Three Senators have proposed legislation that would further regulate the administration of antipsychotic medications to nursing home residents.
The bipartisan bill, proposed Tuesday, would require nursing home staff to obtain informed consent from a resident or their legally designated representative acknowledging the potential risks and side effects associated with the antipsychotic medications. These prescription medications often are prescribed to elderly nursing home residents who experience aggressive or agitated behavior as a result of Alzheimer’s or other forms of dementia.

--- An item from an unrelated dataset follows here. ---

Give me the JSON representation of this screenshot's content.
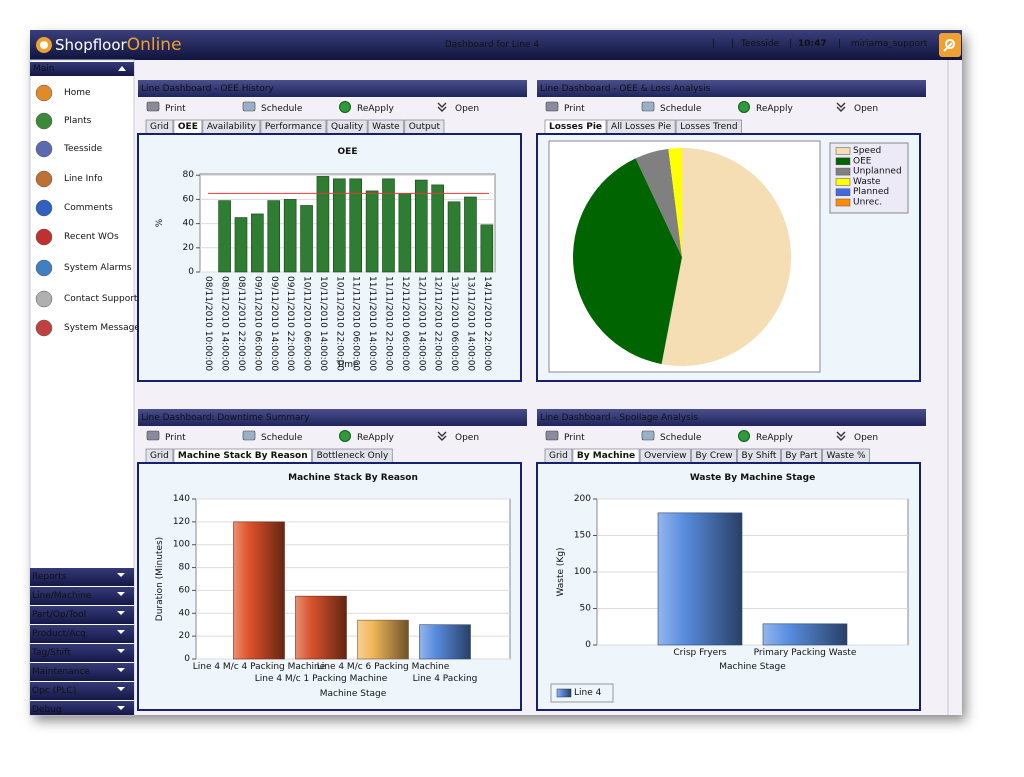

The bill is an amendment to an existing Food and Drug Administration bill, S. 3187 and proposed by Sens. Herb Kohl (D-WI), Chuck Grassley, (R-IA) and Richard Blumenthal, (D-CT). It addresses growing concern about the safety of prescribing antipsychotics for “off label” use. Medications such as Risperdal and Haloperidol are only officially approved to treat mental illnesses such as schizophrenia.
“This amendment responds to alarming reports about the use of antipsychotic drugs with nursing home residents,” Grassley said in a statement. “It’s intended to empower these residents and their loved ones in the decisions about the drugs prescribed for them.”
The legislation also follows a 2011 Office of the Inspector General report that uncovered widespread overuse of these medications in nursing homes despite “black box” warnings about them from the FDA. That report stated that more than half of the 1.4 million claims for atypical antipsychotic drugs totaled $116.5 million and did not comply with Medicare reimbursement criteria.